I don't know why it was surprising, but we shared that stony moment where you look at another and think, "Oh...you're like this, too."
Of course there's more to Caitlin than cave diving accidents and Heavy D.
Her mission as the poster child for the death acceptance movement involves opening her own mortuary and educating the masses on how to prepare a dead body in one's own home should the occasion arise. Essentially Caitlin wants to remove fear from the death equation.
"People are taught to think corpses are dangerous, or scary", she explains. "It's living people that can be dangerous and scary, corpses are benign and beautiful. And taking care of them yourself is an incredible experience we just don't have anymore."
As easily spooked as I am, talking with Caitlin in her funny, upbeat, no-nonsense manner, she has a way of making corpses, decomposition, burial, or lack thereof (both of us have a desire to be left to nature, preferably eaten by animals, after death), sound rather appealing.
"Louise, Louise...you just have to keep telling your husband every day that you want your body to be eaten by animals. Be calm about it or whatever, but don't stop until he agrees to do it!" And like a Fairy Death Mother, she strengthens my resolve.

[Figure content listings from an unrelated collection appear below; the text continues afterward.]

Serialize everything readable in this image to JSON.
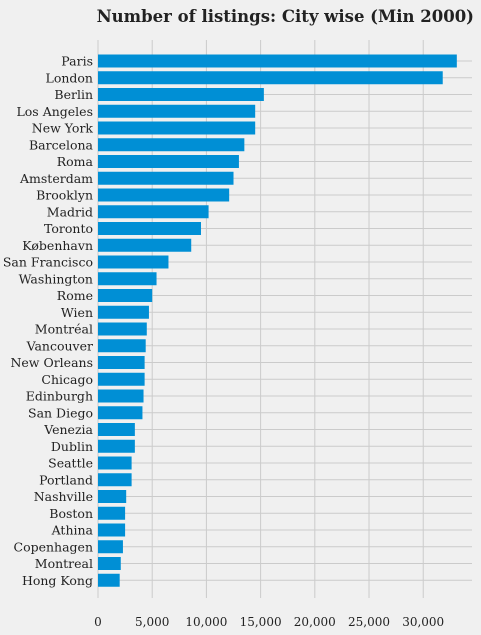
{
  "chart_data": {
    "type": "bar",
    "orientation": "horizontal",
    "title": "Number of listings: City wise (Min 2000)",
    "xlabel": "",
    "ylabel": "",
    "xlim": [
      0,
      34500
    ],
    "xticks": [
      0,
      5000,
      10000,
      15000,
      20000,
      25000,
      30000
    ],
    "xtick_labels": [
      "0",
      "5,000",
      "10,000",
      "15,000",
      "20,000",
      "25,000",
      "30,000"
    ],
    "grid": true,
    "bar_color": "#008fd5",
    "background": "#f0f0f0",
    "categories": [
      "Paris",
      "London",
      "Berlin",
      "Los Angeles",
      "New York",
      "Barcelona",
      "Roma",
      "Amsterdam",
      "Brooklyn",
      "Madrid",
      "Toronto",
      "København",
      "San Francisco",
      "Washington",
      "Rome",
      "Wien",
      "Montréal",
      "Vancouver",
      "New Orleans",
      "Chicago",
      "Edinburgh",
      "San Diego",
      "Venezia",
      "Dublin",
      "Seattle",
      "Portland",
      "Nashville",
      "Boston",
      "Athina",
      "Copenhagen",
      "Montreal",
      "Hong Kong"
    ],
    "values": [
      33100,
      31800,
      15300,
      14500,
      14500,
      13500,
      13000,
      12500,
      12100,
      10200,
      9500,
      8600,
      6500,
      5400,
      5000,
      4700,
      4500,
      4400,
      4300,
      4300,
      4200,
      4100,
      3400,
      3400,
      3100,
      3100,
      2600,
      2500,
      2500,
      2300,
      2100,
      2000
    ]
  }
}
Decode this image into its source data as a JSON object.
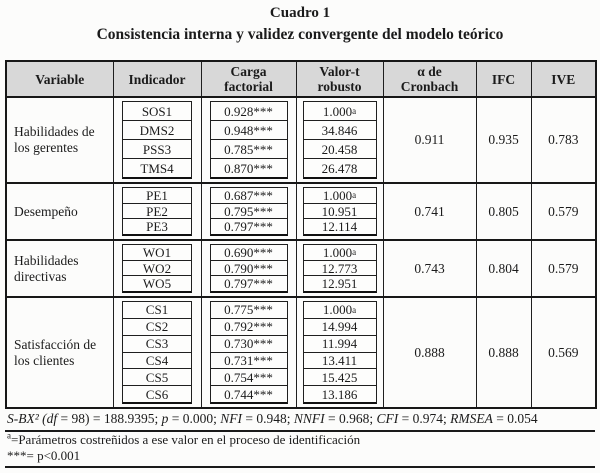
{
  "page": {
    "title": "Cuadro 1",
    "subtitle": "Consistencia interna y validez convergente del modelo teórico"
  },
  "table": {
    "columns": [
      "Variable",
      "Indicador",
      "Carga factorial",
      "Valor-t robusto",
      "α de Cronbach",
      "IFC",
      "IVE"
    ],
    "groups": [
      {
        "variable": "Habilidades de los gerentes",
        "indicators": [
          {
            "name": "SOS1",
            "loading": "0.928***",
            "t": "1.000",
            "t_sup": "a"
          },
          {
            "name": "DMS2",
            "loading": "0.948***",
            "t": "34.846"
          },
          {
            "name": "PSS3",
            "loading": "0.785***",
            "t": "20.458"
          },
          {
            "name": "TMS4",
            "loading": "0.870***",
            "t": "26.478"
          }
        ],
        "cronbach": "0.911",
        "ifc": "0.935",
        "ive": "0.783"
      },
      {
        "variable": "Desempeño",
        "indicators": [
          {
            "name": "PE1",
            "loading": "0.687***",
            "t": "1.000",
            "t_sup": "a"
          },
          {
            "name": "PE2",
            "loading": "0.795***",
            "t": "10.951"
          },
          {
            "name": "PE3",
            "loading": "0.797***",
            "t": "12.114"
          }
        ],
        "cronbach": "0.741",
        "ifc": "0.805",
        "ive": "0.579"
      },
      {
        "variable": "Habilidades directivas",
        "indicators": [
          {
            "name": "WO1",
            "loading": "0.690***",
            "t": "1.000",
            "t_sup": "a"
          },
          {
            "name": "WO2",
            "loading": "0.790***",
            "t": "12.773"
          },
          {
            "name": "WO5",
            "loading": "0.797***",
            "t": "12.951"
          }
        ],
        "cronbach": "0.743",
        "ifc": "0.804",
        "ive": "0.579"
      },
      {
        "variable": "Satisfacción de los clientes",
        "indicators": [
          {
            "name": "CS1",
            "loading": "0.775***",
            "t": "1.000",
            "t_sup": "a"
          },
          {
            "name": "CS2",
            "loading": "0.792***",
            "t": "14.994"
          },
          {
            "name": "CS3",
            "loading": "0.730***",
            "t": "11.994"
          },
          {
            "name": "CS4",
            "loading": "0.731***",
            "t": "13.411"
          },
          {
            "name": "CS5",
            "loading": "0.754***",
            "t": "15.425"
          },
          {
            "name": "CS6",
            "loading": "0.744***",
            "t": "13.186"
          }
        ],
        "cronbach": "0.888",
        "ifc": "0.888",
        "ive": "0.569"
      }
    ]
  },
  "footer": {
    "fit_line": [
      {
        "text": "S-BX² (",
        "italic": true
      },
      {
        "text": "df",
        "italic": true
      },
      {
        "text": " = 98) = 188.9395; ",
        "italic": false
      },
      {
        "text": "p",
        "italic": true
      },
      {
        "text": " = 0.000; ",
        "italic": false
      },
      {
        "text": "NFI",
        "italic": true
      },
      {
        "text": " = 0.948; ",
        "italic": false
      },
      {
        "text": "NNFI",
        "italic": true
      },
      {
        "text": " = 0.968; ",
        "italic": false
      },
      {
        "text": "CFI",
        "italic": true
      },
      {
        "text": " = 0.974; ",
        "italic": false
      },
      {
        "text": "RMSEA",
        "italic": true
      },
      {
        "text": " = 0.054",
        "italic": false
      }
    ],
    "note_a_marker": "a",
    "note_a_text": "=Parámetros costreñidos a ese valor en el proceso de identificación",
    "note_sig": "***= p<0.001"
  },
  "colors": {
    "header_bg": "#d8d8d8",
    "border": "#1f1f1f",
    "text": "#1b1b1b",
    "page_bg": "#fcfcfb"
  }
}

In Caitlin's world there are no apparitions, or walking dead, or EVPs. She doesn't deal in scary stories or Creepy Corners. Contacting the dead means something very different. To her there is only the acceptance, even the comfort, that we are all going to die, and you can either deny it or embrace, accept, and understand what happens to the body post-mortem -- it doesn't have to be scary, it can even be lovely.

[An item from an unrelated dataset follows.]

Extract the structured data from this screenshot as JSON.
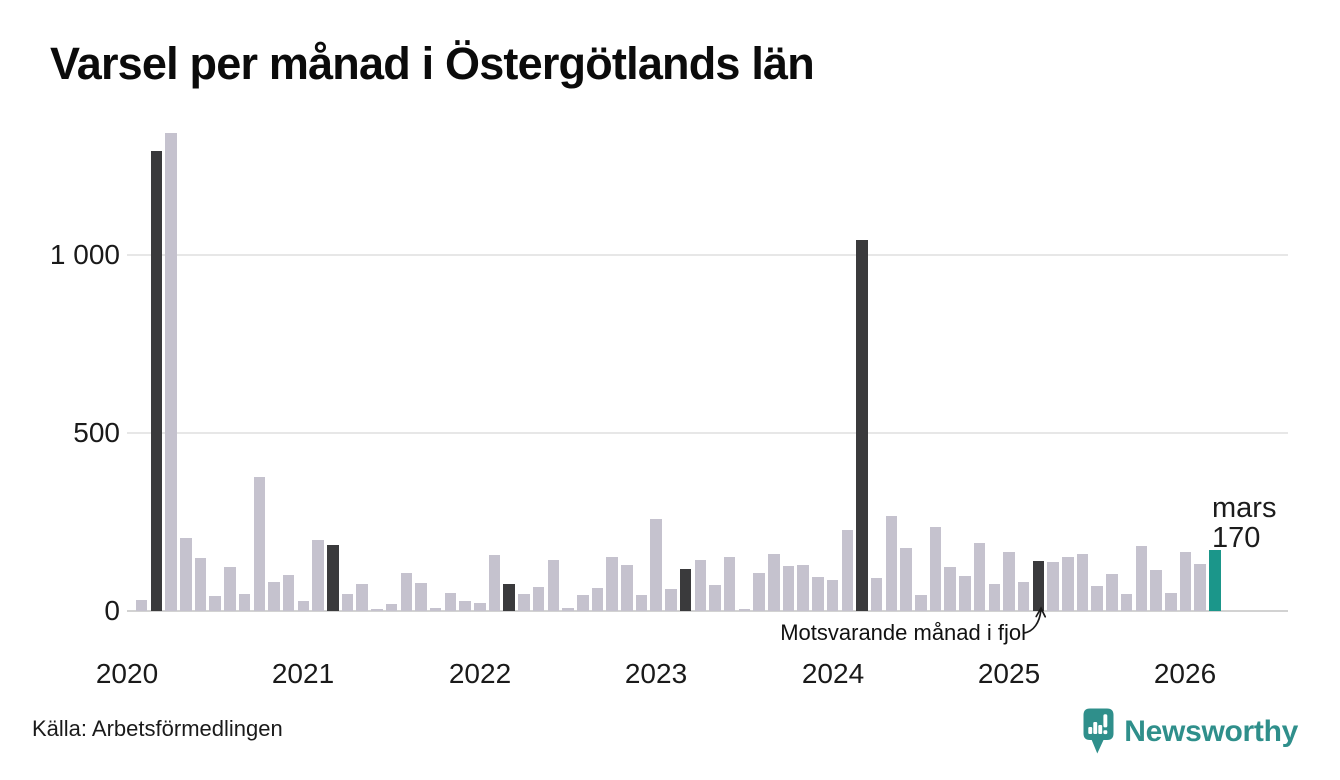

Caitlin and her forum, Order of the Good Death are working very hard to bring you to the latter.
As our evening came to a close and we bid farewell to our "morgue reporter" bartender, we started making our way through the "rough part" of Chinatown, as her dad put it, back to Caitlin's car. Giggling about how exactly "not rough" Chinatown was, we joked how it would be delicious clickbait if the Creepy Corner lady was found dead in the company of The Mortician.
Laughing her big, clear laugh, she walked steadily onward saying, "Wouldn't that be perfect?"